Although the pernicious influence of fundamentalists on our science education and public policy may not vanish in my life time, the demographics show that we are indeed on the path to becoming a more secular place some day, as most of western Europe has already become (and for that matter, even Canada). That is the most exciting thing I realized from the entire meeting.

 

 

5 Responses to “Let a hundred flowers blossom”

  1. Brian Dunning says:

    So glad to read that you had a positive experience. Bruce is a super nice guy and puts a tremendous amount of work into this conference each year. It’s the first one I’ve missed in a long time.

  2. Max says:

    What would Mao Zedong do?

  3. Sheldon W. Helms says:

    You buried the lead, Don. You mentioned the talk that Swiss gave about skepticism, and that he chastised PZ Myers specifically, but failed to talk about the aftermath (except in hyperlink form).

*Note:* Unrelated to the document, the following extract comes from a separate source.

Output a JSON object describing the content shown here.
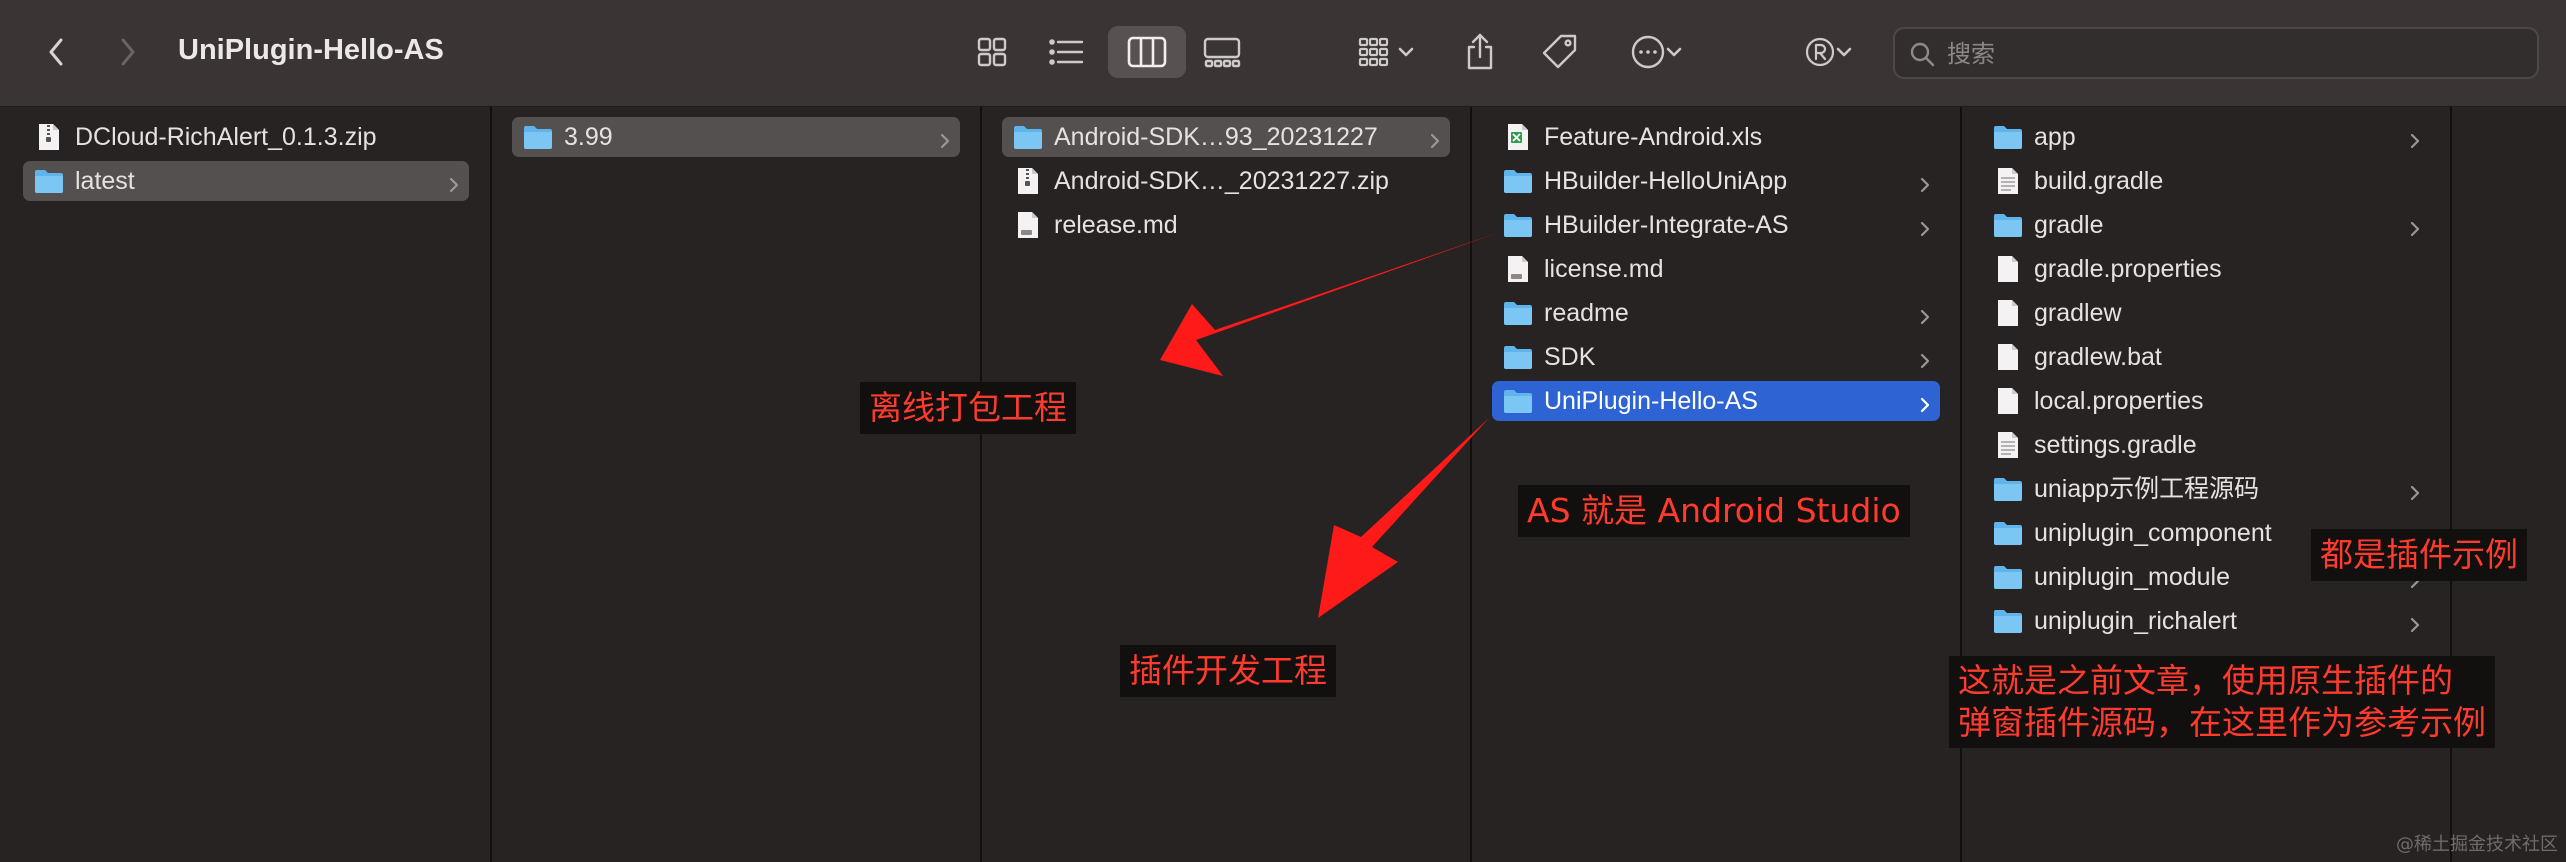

    As a result of that talk, PZ Myers has officially divorced himself from the Skeptic Movement. He has, in the past, expressed frustration over the movement’s current direction toward giving religion special treatment, and the “hands-off” attitude that dominates at conferences, in blogs, etc., even coining the term “Bigfoot Skeptics” to refer to people who only go so far in their skepticism. But Swiss’ talk put him over the edge.

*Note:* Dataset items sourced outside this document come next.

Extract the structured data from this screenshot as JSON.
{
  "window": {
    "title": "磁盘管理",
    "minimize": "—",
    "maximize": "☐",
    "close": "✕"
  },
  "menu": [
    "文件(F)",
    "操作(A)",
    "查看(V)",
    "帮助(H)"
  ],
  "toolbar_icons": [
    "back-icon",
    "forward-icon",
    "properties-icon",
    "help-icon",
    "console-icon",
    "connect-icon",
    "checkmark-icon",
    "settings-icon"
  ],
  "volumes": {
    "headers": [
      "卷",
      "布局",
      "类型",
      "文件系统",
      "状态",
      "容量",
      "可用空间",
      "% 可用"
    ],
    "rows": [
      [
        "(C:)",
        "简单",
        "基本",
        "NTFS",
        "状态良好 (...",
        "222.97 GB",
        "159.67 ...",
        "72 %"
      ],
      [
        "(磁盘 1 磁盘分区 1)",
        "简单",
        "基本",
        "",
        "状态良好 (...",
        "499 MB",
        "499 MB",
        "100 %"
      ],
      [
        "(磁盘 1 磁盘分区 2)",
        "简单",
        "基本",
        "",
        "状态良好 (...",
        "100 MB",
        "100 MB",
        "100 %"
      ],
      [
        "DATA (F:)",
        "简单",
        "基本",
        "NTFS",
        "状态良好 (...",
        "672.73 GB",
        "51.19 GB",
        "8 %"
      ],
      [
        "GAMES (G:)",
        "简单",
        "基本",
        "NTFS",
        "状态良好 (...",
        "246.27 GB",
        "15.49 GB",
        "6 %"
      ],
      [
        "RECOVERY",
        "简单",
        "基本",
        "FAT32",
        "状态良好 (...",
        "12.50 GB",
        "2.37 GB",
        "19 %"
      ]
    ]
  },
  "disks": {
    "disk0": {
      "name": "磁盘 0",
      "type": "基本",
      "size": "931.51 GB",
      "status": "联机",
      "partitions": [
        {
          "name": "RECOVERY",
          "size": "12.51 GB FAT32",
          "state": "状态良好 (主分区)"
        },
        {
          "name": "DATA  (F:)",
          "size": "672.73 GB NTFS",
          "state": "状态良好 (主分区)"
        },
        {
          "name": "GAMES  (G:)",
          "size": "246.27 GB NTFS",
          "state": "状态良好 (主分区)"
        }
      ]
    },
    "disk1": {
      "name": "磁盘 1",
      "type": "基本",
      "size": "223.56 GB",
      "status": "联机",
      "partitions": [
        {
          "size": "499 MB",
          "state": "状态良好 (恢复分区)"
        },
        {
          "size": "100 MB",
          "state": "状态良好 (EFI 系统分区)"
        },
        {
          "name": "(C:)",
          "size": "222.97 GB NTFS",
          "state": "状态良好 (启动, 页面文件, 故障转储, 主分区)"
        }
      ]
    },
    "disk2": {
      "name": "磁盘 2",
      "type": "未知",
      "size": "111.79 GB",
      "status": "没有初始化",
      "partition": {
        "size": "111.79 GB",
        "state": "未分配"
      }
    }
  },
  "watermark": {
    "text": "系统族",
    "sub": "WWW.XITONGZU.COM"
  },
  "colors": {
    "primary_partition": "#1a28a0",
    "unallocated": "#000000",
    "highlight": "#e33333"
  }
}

    People can click the link above to find out what else he had to say. I agree with his assertion that religion, as well as the question of belief in gods, ARE within the purview of science. I don’t think the “take-my-ball-and-go-home” approach is the best way to deal with it. But then again, I’m not the one being attacked in a conference talk.

    • That was intentional. The focus of my story was the way in which skeptic/secularist meetings and conferences, and overall numbers, and growing. I didn’t feel like getting in the middle of the PZ vs. Jamy battle in my post, since it has overwhelmed Loxton’s posts the same week. I DID provide a link to PZ’s comments on the conference, for those who wanted to follow it.

  4. Richard says:

    I believe that secularism and skepticism are two sides of the same coin. I’m speaking here of political secularism or church-state separation, not personal or moral secularism. I believe that the institutions of our society should be based on science and that unscientific and untestable beliefs should not be imposed on others. No creationism or revisionist history in our public schools, no laws that would criminalize most abortions, no restriction of gay rights, no alternative medicine in our medical system. To me they are examples of the same principle.